Satellite imagery shows North Korea dismantling facilities at its nuclear test site, but experts say the images can't reveal whether it is the first step toward full denuclearisation, or an attempt to cloak nuclear capabilities from outside observers.
North Korea is dismantling its nuclear site, but is it abandoning its arsenal or hiding evidence?
North Korea's intentions were thrown further into doubt on Wednesday, when it abruptly announced it may "reconsider" meeting with US President Donald Trump in June if the United States continues to insist on unilateral denuclearisation.
"So far it looks like the surface-level support structures are being dismantled," said Scott LaFoy, an open source imagery analyst. "This would be consistent with the site being closed, as you need engineers and working teams on-site to prepare and maintain the site."
Among the facilities that appear to have been razed are an engineering office, as well as buildings housing the air compressor used to pump air into the tunnels where the bombs were detonated, said non-proliferation expert Frank Pabian.
"This is entirely in keeping with the official North Korean news report that 'technical measures' associated with the shutdown were underway," Pabian said.
North Korea has said it plans to use explosives to collapse the tunnels; "completely" block up the tunnel entrances; and remove observation facilities, research institutes and guard structures.

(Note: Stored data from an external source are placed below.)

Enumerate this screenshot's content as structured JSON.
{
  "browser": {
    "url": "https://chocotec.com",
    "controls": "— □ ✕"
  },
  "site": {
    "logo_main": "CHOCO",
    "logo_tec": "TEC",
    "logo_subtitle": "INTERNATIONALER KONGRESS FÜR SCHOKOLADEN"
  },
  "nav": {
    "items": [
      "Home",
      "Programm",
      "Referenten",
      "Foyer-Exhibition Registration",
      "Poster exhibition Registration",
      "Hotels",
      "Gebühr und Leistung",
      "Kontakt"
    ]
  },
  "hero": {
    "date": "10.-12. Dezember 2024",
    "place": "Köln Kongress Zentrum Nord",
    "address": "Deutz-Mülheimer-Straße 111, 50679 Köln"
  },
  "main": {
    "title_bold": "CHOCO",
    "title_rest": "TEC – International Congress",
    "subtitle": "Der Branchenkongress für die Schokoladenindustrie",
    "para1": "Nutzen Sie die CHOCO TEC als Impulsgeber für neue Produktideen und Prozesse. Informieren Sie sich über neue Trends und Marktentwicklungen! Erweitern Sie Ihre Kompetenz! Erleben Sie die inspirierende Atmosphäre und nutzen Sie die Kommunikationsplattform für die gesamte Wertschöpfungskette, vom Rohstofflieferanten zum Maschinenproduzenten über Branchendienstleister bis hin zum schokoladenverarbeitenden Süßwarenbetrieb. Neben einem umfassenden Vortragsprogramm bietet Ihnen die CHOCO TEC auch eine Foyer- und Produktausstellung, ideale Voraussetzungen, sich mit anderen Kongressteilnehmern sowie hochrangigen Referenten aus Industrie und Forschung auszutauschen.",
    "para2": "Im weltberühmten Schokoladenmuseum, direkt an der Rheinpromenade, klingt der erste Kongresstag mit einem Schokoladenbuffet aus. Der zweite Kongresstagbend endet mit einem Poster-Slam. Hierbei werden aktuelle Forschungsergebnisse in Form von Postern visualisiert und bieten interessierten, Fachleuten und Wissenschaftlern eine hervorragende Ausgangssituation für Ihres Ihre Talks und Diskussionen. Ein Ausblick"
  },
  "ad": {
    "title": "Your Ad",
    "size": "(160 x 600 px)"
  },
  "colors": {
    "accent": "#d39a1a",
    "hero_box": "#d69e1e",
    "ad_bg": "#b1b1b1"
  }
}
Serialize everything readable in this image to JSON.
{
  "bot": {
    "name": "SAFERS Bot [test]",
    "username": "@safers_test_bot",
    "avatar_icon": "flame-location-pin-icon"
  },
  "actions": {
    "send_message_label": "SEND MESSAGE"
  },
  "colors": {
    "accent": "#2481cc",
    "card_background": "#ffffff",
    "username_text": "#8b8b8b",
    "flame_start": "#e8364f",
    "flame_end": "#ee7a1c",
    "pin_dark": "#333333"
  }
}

A limited number of foreign media have been invited to view the ceremonial closure of the site, but so far no international inspectors, leading some experts to suspect that North Korea is seeking to hide details of its nuclear capabilities.
"North Korea might seem like they're being generous in holding this event, but this is the actual testing ground we're talking about here - The smoking gun," said Suh Kune-yull, professor of nuclear energy system engineering at Seoul National University. "It seems like they're trying to erase any evidence of the nuclear capabilities they have."
"SOME RED FLAGS"
In a statement on Wednesday, North Korea's first vice minister of foreign affairs Kim Kye Gwan sharply criticized American officials - especially national security adviser John Bolton - for suggesting that Libya could be a template for denuclearising North Korea.
Bolton has proposed Trump and North Korean leader Kim Jong Un make a deal similar to the one that led to components of Libya's nuclear program being shipped to the United States in 2004.
In 2011, Libyan leader Muammar Gaddafi was captured and killed by rebel forces backed by a NATO air campaign.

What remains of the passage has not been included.